The Production Tax Credit allows owners of wind projects to take a tax credit of 2.2 cents per kilowatt-hour for the first 10 years of a project’s operation. Many wind development companies admit that without this and other taxpayer subsidies, their projects would not be viable.

Consequently, developers like First Wind and Iberdrola and powerful lobbying groups such as the American Wind Energy Association have applied pressure to see that these subsidies are kept alive. These programs cost taxpayers dearly – and the resulting product increases costs to electricity ratepayers. Our pocketbooks are taking multiple hits.

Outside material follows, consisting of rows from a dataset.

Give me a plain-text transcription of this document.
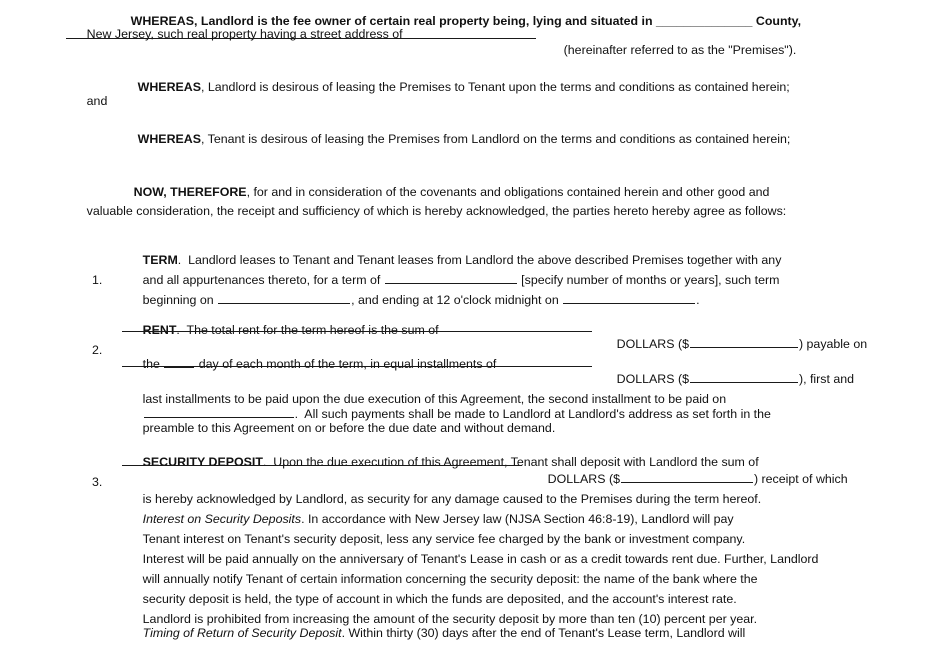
WHEREAS, Landlord is the fee owner of certain real property being, lying and situated in ______________ County,

New Jersey, such real property having a street address of

(hereinafter referred to as the "Premises").

WHEREAS, Landlord is desirous of leasing the Premises to Tenant upon the terms and conditions as contained herein;

and

WHEREAS, Tenant is desirous of leasing the Premises from Landlord on the terms and conditions as contained herein;

NOW, THEREFORE, for and in consideration of the covenants and obligations contained herein and other good and

valuable consideration, the receipt and sufficiency of which is hereby acknowledged, the parties hereto hereby agree as follows:

1.

TERM.  Landlord leases to Tenant and Tenant leases from Landlord the above described Premises together with any

and all appurtenances thereto, for a term of	[specify number of months or years], such term

beginning on	, and ending at 12 o'clock midnight on	.

2.

RENT.  The total rent for the term hereof is the sum of

DOLLARS ($	) payable on

the	day of each month of the term, in equal installments of

DOLLARS ($	), first and

last installments to be paid upon the due execution of this Agreement, the second installment to be paid on

.  All such payments shall be made to Landlord at Landlord's address as set forth in the

preamble to this Agreement on or before the due date and without demand.

3.

SECURITY DEPOSIT.  Upon the due execution of this Agreement, Tenant shall deposit with Landlord the sum of

DOLLARS ($	) receipt of which

is hereby acknowledged by Landlord, as security for any damage caused to the Premises during the term hereof.

Interest on Security Deposits. In accordance with New Jersey law (NJSA Section 46:8-19), Landlord will pay

Tenant interest on Tenant's security deposit, less any service fee charged by the bank or investment company.

Interest will be paid annually on the anniversary of Tenant's Lease in cash or as a credit towards rent due. Further, Landlord

will annually notify Tenant of certain information concerning the security deposit: the name of the bank where the

security deposit is held, the type of account in which the funds are deposited, and the account's interest rate.

Landlord is prohibited from increasing the amount of the security deposit by more than ten (10) percent per year.

Timing of Return of Security Deposit. Within thirty (30) days after the end of Tenant's Lease term, Landlord will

I’ve asked each member of our delegation to vote against any extension of this expensive endowment of our citizens’ money to the corporate conglomerates that are its beneficiaries.

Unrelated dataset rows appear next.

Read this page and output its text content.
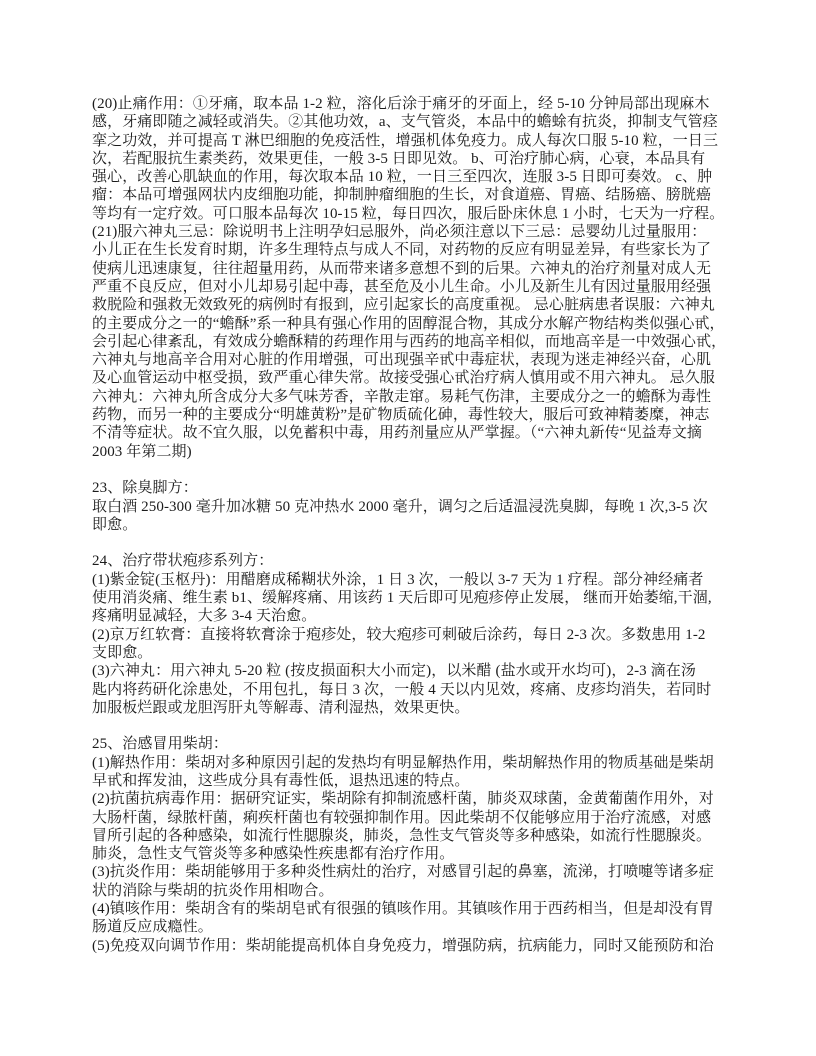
(20)止痛作用：①牙痛，取本品 1-2 粒，溶化后涂于痛牙的牙面上，经 5-10 分钟局部出现麻木
感，牙痛即随之减轻或消失。②其他功效，a、支气管炎，本品中的蟾蜍有抗炎，抑制支气管痉
挛之功效，并可提高 T 淋巴细胞的免疫活性，增强机体免疫力。成人每次口服 5-10 粒，一日三
次，若配服抗生素类药，效果更佳，一般 3-5 日即见效。 b、可治疗肺心病，心衰，本品具有
强心，改善心肌缺血的作用，每次取本品 10 粒，一日三至四次，连服 3-5 日即可奏效。 c、肿
瘤：本品可增强网状内皮细胞功能，抑制肿瘤细胞的生长，对食道癌、胃癌、结肠癌、膀胱癌
等均有一定疗效。可口服本品每次 10-15 粒，每日四次，服后卧床休息 1 小时，七天为一疗程。
(21)服六神丸三忌：除说明书上注明孕妇忌服外，尚必须注意以下三忌：忌婴幼儿过量服用：
小儿正在生长发育时期，许多生理特点与成人不同，对药物的反应有明显差异，有些家长为了
使病儿迅速康复，往往超量用药，从而带来诸多意想不到的后果。六神丸的治疗剂量对成人无
严重不良反应，但对小儿却易引起中毒，甚至危及小儿生命。小儿及新生儿有因过量服用经强
救脱险和强救无效致死的病例时有报到，应引起家长的高度重视。 忌心脏病患者误服：六神丸
的主要成分之一的“蟾酥”系一种具有强心作用的固醇混合物，其成分水解产物结构类似强心甙，
会引起心律紊乱，有效成分蟾酥精的药理作用与西药的地高辛相似，而地高辛是一中效强心甙，
六神丸与地高辛合用对心脏的作用增强，可出现强辛甙中毒症状，表现为迷走神经兴奋，心肌
及心血管运动中枢受损，致严重心律失常。故接受强心甙治疗病人慎用或不用六神丸。 忌久服
六神丸：六神丸所含成分大多气味芳香，辛散走窜。易耗气伤津，主要成分之一的蟾酥为毒性
药物，而另一种的主要成分“明雄黄粉”是矿物质硫化砷，毒性较大，服后可致神精萎糜，神志
不清等症状。故不宜久服，以免蓄积中毒，用药剂量应从严掌握。（“六神丸新传“见益寿文摘
2003 年第二期)
23、除臭脚方：
取白酒 250-300 毫升加冰糖 50 克冲热水 2000 毫升，调匀之后适温浸洗臭脚，每晚 1 次,3-5 次
即愈。
24、治疗带状疱疹系列方：
(1)紫金锭(玉枢丹)：用醋磨成稀糊状外涂，1 日 3 次，一般以 3-7 天为 1 疗程。部分神经痛者
使用消炎痛、维生素 b1、缓解疼痛、用该药 1 天后即可见疱疹停止发展， 继而开始萎缩,干涸,
疼痛明显减轻，大多 3-4 天治愈。
(2)京万红软膏：直接将软膏涂于疱疹处，较大疱疹可刺破后涂药，每日 2-3 次。多数患用 1-2
支即愈。
(3)六神丸：用六神丸 5-20 粒 (按皮损面积大小而定)，以米醋 (盐水或开水均可)，2-3 滴在汤
匙内将药研化涂患处，不用包扎，每日 3 次，一般 4 天以内见效，疼痛、皮疹均消失，若同时
加服板烂跟或龙胆泻肝丸等解毒、清利湿热，效果更快。
25、治感冒用柴胡：
(1)解热作用：柴胡对多种原因引起的发热均有明显解热作用，柴胡解热作用的物质基础是柴胡
早甙和挥发油，这些成分具有毒性低，退热迅速的特点。
(2)抗菌抗病毒作用：据研究证实，柴胡除有抑制流感杆菌，肺炎双球菌，金黄葡菌作用外，对
大肠杆菌，绿脓杆菌，痢疾杆菌也有较强抑制作用。因此柴胡不仅能够应用于治疗流感，对感
冒所引起的各种感染，如流行性腮腺炎，肺炎，急性支气管炎等多种感染，如流行性腮腺炎。
肺炎，急性支气管炎等多种感染性疾患都有治疗作用。
(3)抗炎作用：柴胡能够用于多种炎性病灶的治疗，对感冒引起的鼻塞，流涕，打喷嚏等诸多症
状的消除与柴胡的抗炎作用相吻合。
(4)镇咳作用：柴胡含有的柴胡皂甙有很强的镇咳作用。其镇咳作用于西药相当，但是却没有胃
肠道反应成瘾性。
(5)免疫双向调节作用：柴胡能提高机体自身免疫力，增强防病，抗病能力，同时又能预防和治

Many other citizens have done the same. To one such request from a Maine resident, Sen. Angus King stated unequivocally, “I support an extension of the Production Tax Credit and the Investment Tax Credit in order to facilitate investment certainty and advance the development of promising, clean, renewable energy sources.”

Is there a conflict of interest? One of King’s sons is vice president of First Wind. King himself was a wind developer (owner of Record Hill Wind, which received a $102 million Department of Energy loan guaranty) until he divested himself of this controversial business upon entering the race for Congress.

How many citizen requests would the senator need before he placed the will of the people of Maine (his employers) over the needs of an industry with a low-value, high-impact product that cannot stand on its own?

Maybe he doesn’t really represent citizens. Perhaps Sen. King sees us as his subjects and will vote his personal preferences, disrespecting our ability to make decisions about what is best for our own rural environment, our homes and our pocketbooks.